We’re pleased to announce that San Francisco’s Enterprise Addressing System has now been open sourced!
EAS is a web-based system for managing the city’s master database of physical addresses, tied to Assessor’s parcels and the City’s street centerline network. We posted a short screencast of EAS in action a couple of months ago, and since then there’s been a lot of interest in it from other jurisdictions.
Responding to this, San Francisco decided to open source it right away, even before it goes into production in early 2011. Working with lead programmer Paul McCullough and GIS manager Jeff Johnson, last week we moved the source code out to a public repository — preserving a year and a half of development history — and transferred all the bug tickets and documentation likewise. Paul wrote a setup script to help new developers turn the raw source code into a deployable app, and we created a discussion group where those trying out the software can ask questions and share experiences.
From this point forward, all of SF’s development on EAS is taking place in the public project.
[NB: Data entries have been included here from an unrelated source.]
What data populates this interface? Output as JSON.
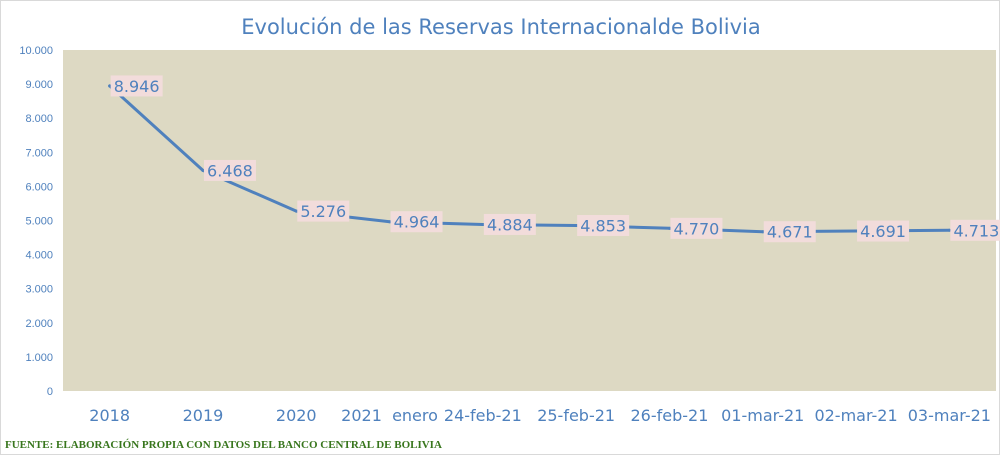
{
  "chart_data": {
    "type": "line",
    "title": "Evolución de las Reservas Internacionalde Bolivia",
    "xlabel": "",
    "ylabel": "",
    "categories": [
      "2018",
      "2019",
      "2020",
      "2021  enero",
      "24-feb-21",
      "25-feb-21",
      "26-feb-21",
      "01-mar-21",
      "02-mar-21",
      "03-mar-21"
    ],
    "series": [
      {
        "values": [
          8946,
          6468,
          5276,
          4964,
          4884,
          4853,
          4770,
          4671,
          4691,
          4713
        ],
        "data_labels": [
          "8.946",
          "6.468",
          "5.276",
          "4.964",
          "4.884",
          "4.853",
          "4.770",
          "4.671",
          "4.691",
          "4.713"
        ]
      }
    ],
    "ylim": [
      0,
      10000
    ],
    "y_ticks": [
      0,
      1000,
      2000,
      3000,
      4000,
      5000,
      6000,
      7000,
      8000,
      9000,
      10000
    ],
    "y_tick_labels": [
      "0",
      "1.000",
      "2.000",
      "3.000",
      "4.000",
      "5.000",
      "6.000",
      "7.000",
      "8.000",
      "9.000",
      "10.000"
    ],
    "grid": false,
    "legend": "none",
    "colors": {
      "line": "#4f81bd",
      "plot_background": "#ddd9c3",
      "data_label_background": "#f2dcdb",
      "text": "#4f81bd",
      "source": "#38761d"
    }
  },
  "source_note": "FUENTE: ELABORACIÓN PROPIA CON DATOS DEL BANCO CENTRAL DE BOLIVIA"
}
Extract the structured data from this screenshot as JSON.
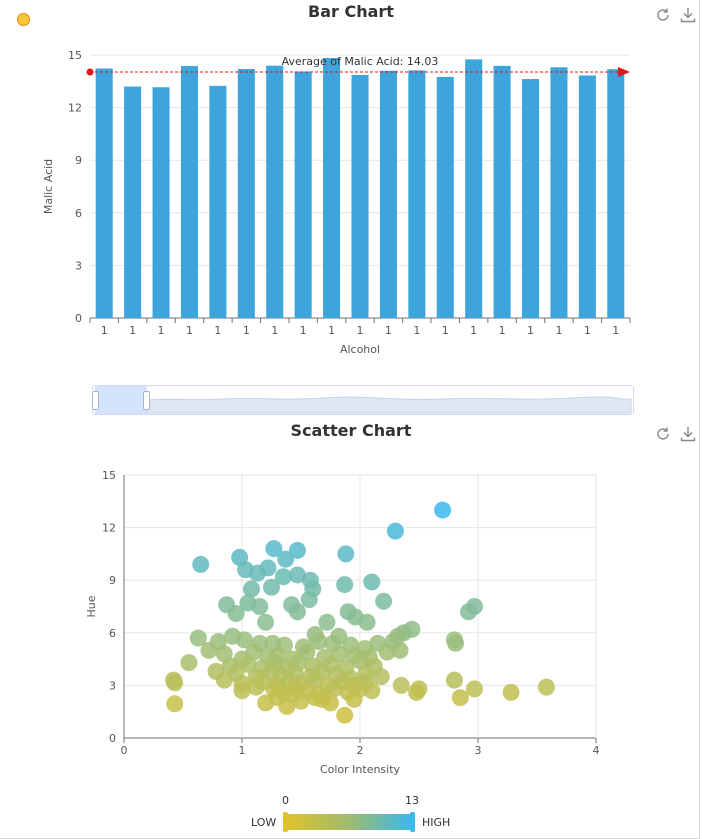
{
  "bar_chart": {
    "title": "Bar Chart",
    "avg_label": "Average of Malic Acid: 14.03"
  },
  "scatter_chart": {
    "title": "Scatter Chart"
  },
  "toolbox": {
    "restore_icon": "refresh-icon",
    "save_icon": "download-icon"
  },
  "visual_map": {
    "min_label": "0",
    "max_label": "13",
    "low_text": "LOW",
    "high_text": "HIGH",
    "colors": [
      "#e0c22c",
      "#3bb8ec"
    ]
  },
  "colors": {
    "bar": "#3ea4dc",
    "markline": "#e0161b"
  },
  "chart_data": [
    {
      "type": "bar",
      "title": "Bar Chart",
      "xlabel": "Alcohol",
      "ylabel": "Malic Acid",
      "categories": [
        "1",
        "1",
        "1",
        "1",
        "1",
        "1",
        "1",
        "1",
        "1",
        "1",
        "1",
        "1",
        "1",
        "1",
        "1",
        "1",
        "1",
        "1",
        "1"
      ],
      "values": [
        14.23,
        13.2,
        13.16,
        14.37,
        13.24,
        14.2,
        14.39,
        14.06,
        14.83,
        13.86,
        14.1,
        14.12,
        13.75,
        14.75,
        14.38,
        13.63,
        14.3,
        13.83,
        14.19
      ],
      "ylim": [
        0,
        15
      ],
      "yticks": [
        0,
        3,
        6,
        9,
        12,
        15
      ],
      "markline": {
        "type": "average",
        "value": 14.03
      },
      "grid": true
    },
    {
      "type": "scatter",
      "title": "Scatter Chart",
      "xlabel": "Color Intensity",
      "ylabel": "Hue",
      "xlim": [
        0,
        4
      ],
      "ylim": [
        0,
        15
      ],
      "xticks": [
        0,
        1,
        2,
        3,
        4
      ],
      "yticks": [
        0,
        3,
        6,
        9,
        12,
        15
      ],
      "grid": true,
      "points": [
        [
          2.7,
          13.0
        ],
        [
          2.3,
          11.8
        ],
        [
          1.27,
          10.8
        ],
        [
          1.47,
          10.7
        ],
        [
          0.98,
          10.3
        ],
        [
          1.37,
          10.2
        ],
        [
          1.88,
          10.5
        ],
        [
          0.65,
          9.9
        ],
        [
          1.03,
          9.6
        ],
        [
          1.22,
          9.7
        ],
        [
          1.47,
          9.3
        ],
        [
          1.13,
          9.4
        ],
        [
          1.58,
          9.0
        ],
        [
          1.35,
          9.2
        ],
        [
          2.1,
          8.9
        ],
        [
          1.25,
          8.6
        ],
        [
          1.08,
          8.5
        ],
        [
          1.6,
          8.5
        ],
        [
          1.87,
          8.75
        ],
        [
          0.87,
          7.6
        ],
        [
          1.05,
          7.7
        ],
        [
          1.15,
          7.5
        ],
        [
          1.42,
          7.6
        ],
        [
          1.57,
          7.9
        ],
        [
          0.95,
          7.1
        ],
        [
          1.47,
          7.2
        ],
        [
          1.9,
          7.2
        ],
        [
          2.2,
          7.8
        ],
        [
          2.92,
          7.2
        ],
        [
          2.97,
          7.5
        ],
        [
          1.2,
          6.6
        ],
        [
          1.72,
          6.6
        ],
        [
          1.96,
          6.9
        ],
        [
          2.06,
          6.6
        ],
        [
          2.37,
          6.0
        ],
        [
          2.44,
          6.2
        ],
        [
          2.32,
          5.8
        ],
        [
          2.28,
          5.5
        ],
        [
          1.82,
          5.8
        ],
        [
          1.62,
          5.9
        ],
        [
          0.63,
          5.7
        ],
        [
          0.8,
          5.5
        ],
        [
          0.92,
          5.8
        ],
        [
          1.02,
          5.6
        ],
        [
          1.15,
          5.4
        ],
        [
          1.26,
          5.4
        ],
        [
          1.36,
          5.3
        ],
        [
          1.52,
          5.2
        ],
        [
          1.65,
          5.5
        ],
        [
          1.77,
          5.4
        ],
        [
          1.92,
          5.3
        ],
        [
          2.04,
          5.1
        ],
        [
          2.15,
          5.4
        ],
        [
          2.81,
          5.4
        ],
        [
          2.8,
          5.6
        ],
        [
          0.72,
          5.0
        ],
        [
          0.85,
          4.8
        ],
        [
          1.0,
          4.5
        ],
        [
          1.1,
          4.9
        ],
        [
          1.22,
          4.6
        ],
        [
          1.3,
          4.7
        ],
        [
          1.43,
          4.5
        ],
        [
          1.55,
          4.9
        ],
        [
          1.7,
          4.6
        ],
        [
          1.82,
          4.8
        ],
        [
          1.95,
          4.7
        ],
        [
          2.08,
          4.6
        ],
        [
          2.23,
          4.9
        ],
        [
          2.34,
          5.0
        ],
        [
          0.55,
          4.3
        ],
        [
          0.9,
          4.1
        ],
        [
          1.05,
          4.2
        ],
        [
          1.17,
          4.0
        ],
        [
          1.28,
          4.3
        ],
        [
          1.38,
          4.0
        ],
        [
          1.48,
          4.3
        ],
        [
          1.6,
          4.1
        ],
        [
          1.75,
          4.2
        ],
        [
          1.88,
          4.0
        ],
        [
          2.0,
          4.4
        ],
        [
          2.12,
          4.1
        ],
        [
          0.78,
          3.8
        ],
        [
          0.95,
          3.7
        ],
        [
          1.12,
          3.5
        ],
        [
          1.25,
          3.8
        ],
        [
          1.33,
          3.6
        ],
        [
          1.45,
          3.7
        ],
        [
          1.58,
          3.5
        ],
        [
          1.68,
          3.8
        ],
        [
          1.8,
          3.6
        ],
        [
          1.92,
          3.4
        ],
        [
          2.05,
          3.7
        ],
        [
          2.18,
          3.5
        ],
        [
          0.42,
          3.3
        ],
        [
          0.43,
          3.15
        ],
        [
          0.85,
          3.3
        ],
        [
          1.0,
          3.1
        ],
        [
          1.18,
          3.2
        ],
        [
          1.3,
          3.0
        ],
        [
          1.4,
          3.2
        ],
        [
          1.5,
          3.1
        ],
        [
          1.62,
          3.3
        ],
        [
          1.73,
          3.0
        ],
        [
          1.85,
          3.2
        ],
        [
          1.95,
          3.0
        ],
        [
          2.05,
          3.2
        ],
        [
          2.35,
          3.0
        ],
        [
          2.8,
          3.3
        ],
        [
          1.0,
          2.7
        ],
        [
          1.12,
          2.9
        ],
        [
          1.27,
          2.8
        ],
        [
          1.35,
          2.6
        ],
        [
          1.45,
          2.9
        ],
        [
          1.55,
          2.7
        ],
        [
          1.65,
          2.5
        ],
        [
          1.78,
          2.8
        ],
        [
          1.9,
          2.6
        ],
        [
          2.0,
          2.8
        ],
        [
          2.1,
          2.7
        ],
        [
          2.5,
          2.8
        ],
        [
          2.48,
          2.6
        ],
        [
          2.97,
          2.8
        ],
        [
          3.28,
          2.6
        ],
        [
          3.58,
          2.9
        ],
        [
          2.85,
          2.3
        ],
        [
          1.2,
          2.0
        ],
        [
          1.38,
          1.8
        ],
        [
          1.5,
          2.1
        ],
        [
          1.68,
          2.2
        ],
        [
          1.75,
          2.0
        ],
        [
          1.95,
          2.2
        ],
        [
          0.43,
          1.95
        ],
        [
          1.87,
          1.3
        ],
        [
          1.42,
          2.5
        ],
        [
          1.62,
          2.3
        ],
        [
          1.3,
          2.3
        ]
      ]
    }
  ]
}
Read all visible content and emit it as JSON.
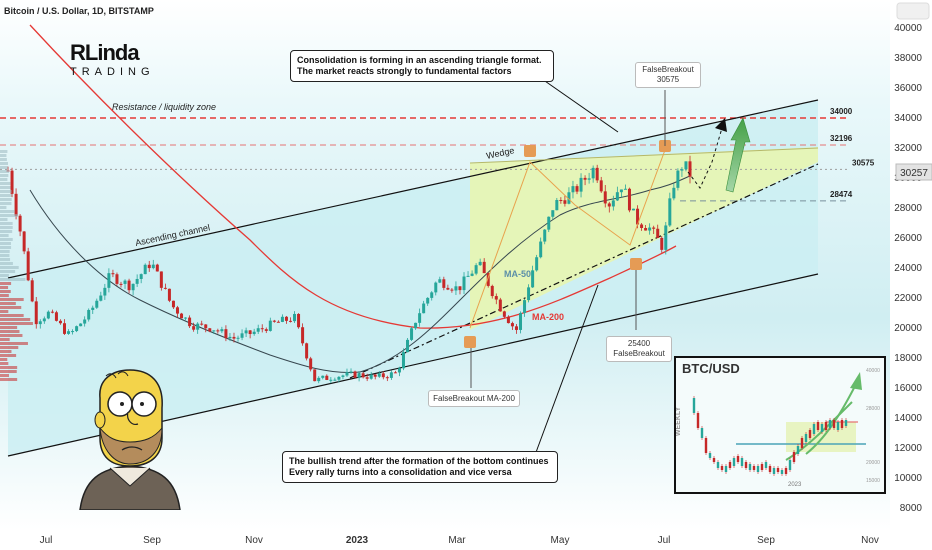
{
  "header": {
    "symbol_title": "Bitcoin / U.S. Dollar, 1D, BITSTAMP"
  },
  "logo": {
    "brand_top": "RLinda",
    "brand_bottom": "TRADING"
  },
  "annotations": {
    "top_callout_line1": "Consolidation is forming in an ascending triangle format.",
    "top_callout_line2": "The market reacts strongly to fundamental factors",
    "bottom_callout_line1": "The bullish trend after the formation of the bottom continues",
    "bottom_callout_line2": "Every rally turns into a consolidation and vice versa",
    "resistance_zone": "Resistance / liquidity zone",
    "ascending_channel": "Ascending channel",
    "wedge": "Wedge",
    "ma50": "MA-50",
    "ma200": "MA-200",
    "false_breakout_top_label": "FalseBreakout",
    "false_breakout_top_value": "30575",
    "false_breakout_bottom_value": "25400",
    "false_breakout_bottom_label": "FalseBreakout",
    "false_breakout_ma200": "FalseBreakout MA-200"
  },
  "chart_data": {
    "type": "line",
    "title": "Bitcoin / U.S. Dollar, 1D, BITSTAMP",
    "x_ticks": [
      "Jul",
      "Sep",
      "Nov",
      "2023",
      "Mar",
      "May",
      "Jul",
      "Sep",
      "Nov"
    ],
    "y_ticks": [
      8000,
      10000,
      12000,
      14000,
      16000,
      18000,
      20000,
      22000,
      24000,
      26000,
      28000,
      30000,
      32000,
      34000,
      36000,
      38000,
      40000
    ],
    "ylim": [
      7000,
      41000
    ],
    "current_price": "30257",
    "levels": [
      {
        "value": 34000,
        "label": "34000",
        "style": "dashed",
        "color": "#e53935"
      },
      {
        "value": 32196,
        "label": "32196",
        "style": "dashed",
        "color": "#e57373"
      },
      {
        "value": 30575,
        "label": "30575",
        "style": "dotted",
        "color": "#9e9e9e"
      },
      {
        "value": 28474,
        "label": "28474",
        "style": "dashed",
        "color": "#78909c"
      }
    ],
    "price_series": [
      {
        "t": 0,
        "v": 30500
      },
      {
        "t": 0.02,
        "v": 26000
      },
      {
        "t": 0.04,
        "v": 20500
      },
      {
        "t": 0.06,
        "v": 21000
      },
      {
        "t": 0.09,
        "v": 19500
      },
      {
        "t": 0.12,
        "v": 21000
      },
      {
        "t": 0.15,
        "v": 23500
      },
      {
        "t": 0.18,
        "v": 22800
      },
      {
        "t": 0.21,
        "v": 24400
      },
      {
        "t": 0.24,
        "v": 21500
      },
      {
        "t": 0.27,
        "v": 20200
      },
      {
        "t": 0.3,
        "v": 20000
      },
      {
        "t": 0.33,
        "v": 19300
      },
      {
        "t": 0.36,
        "v": 19700
      },
      {
        "t": 0.39,
        "v": 20300
      },
      {
        "t": 0.42,
        "v": 20700
      },
      {
        "t": 0.45,
        "v": 16500
      },
      {
        "t": 0.48,
        "v": 16800
      },
      {
        "t": 0.51,
        "v": 16900
      },
      {
        "t": 0.54,
        "v": 16700
      },
      {
        "t": 0.57,
        "v": 17000
      },
      {
        "t": 0.6,
        "v": 20800
      },
      {
        "t": 0.63,
        "v": 23200
      },
      {
        "t": 0.66,
        "v": 22600
      },
      {
        "t": 0.69,
        "v": 24300
      },
      {
        "t": 0.72,
        "v": 21500
      },
      {
        "t": 0.745,
        "v": 19800
      },
      {
        "t": 0.77,
        "v": 24000
      },
      {
        "t": 0.8,
        "v": 28200
      },
      {
        "t": 0.83,
        "v": 29100
      },
      {
        "t": 0.86,
        "v": 30700
      },
      {
        "t": 0.88,
        "v": 28200
      },
      {
        "t": 0.9,
        "v": 29600
      },
      {
        "t": 0.92,
        "v": 27200
      },
      {
        "t": 0.94,
        "v": 26700
      },
      {
        "t": 0.96,
        "v": 25400
      },
      {
        "t": 0.975,
        "v": 29500
      },
      {
        "t": 0.99,
        "v": 31000
      },
      {
        "t": 1.0,
        "v": 30257
      }
    ],
    "inset": {
      "title": "BTC/USD",
      "side_label": "WEEKLY",
      "x_tick": "2023",
      "y_ticks": [
        "40000",
        "28000",
        "20000",
        "15000"
      ]
    }
  },
  "colors": {
    "channel_fill": "#cdeef3",
    "triangle_fill": "#e4f3b8",
    "candle_up": "#26a69a",
    "candle_down": "#c62828",
    "ma50": "#37474f",
    "ma200": "#e53935",
    "arrow_green": "#66bb6a"
  }
}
If you’re interested in trying EAS, please go to code.google.com/p/eas, check out the tree, and be ready to contribute to improving the deployment procedures. Remember that SF has been developing this internally for a year and a half — the system is tuned for deployability in SF’s environment, but it will take a while to make it easily deployable elsewhere.
Also keep in mind that they’re concentrating on getting all the 1.0 bugs closed so EAS can be launched in SF in early 2011; other things may be back-burnered until then. The long-term goal, however, is to have a multi-jurisdictional — and even multi-vendor — development community, where no one partner bears the full burden of development, but all partners reap the benefits. (Farallon Geographics, a San Francisco GIS services firm that did some of the coding with the City, is fully on board with this vision, listing open source and lack of lock-in prominently in their presentations to potential clients.)
Kudos to Chris Vein [1] and Blair Adams [2], for having the initial vision that EAS should be both built on open source components and open sourced itself, and for making it happen in the face of tight budgetary constraints and an unflagging development schedule. We’re delighted that this vision is now being realized!
[1] Chris Vein is Chief Information Officer for the City and County of San Francisco.
[2] Blair Adams is former CTO of the San Francisco Department of Technology, and is now Information Systems Manager for the Office of the Assessor-Recorder.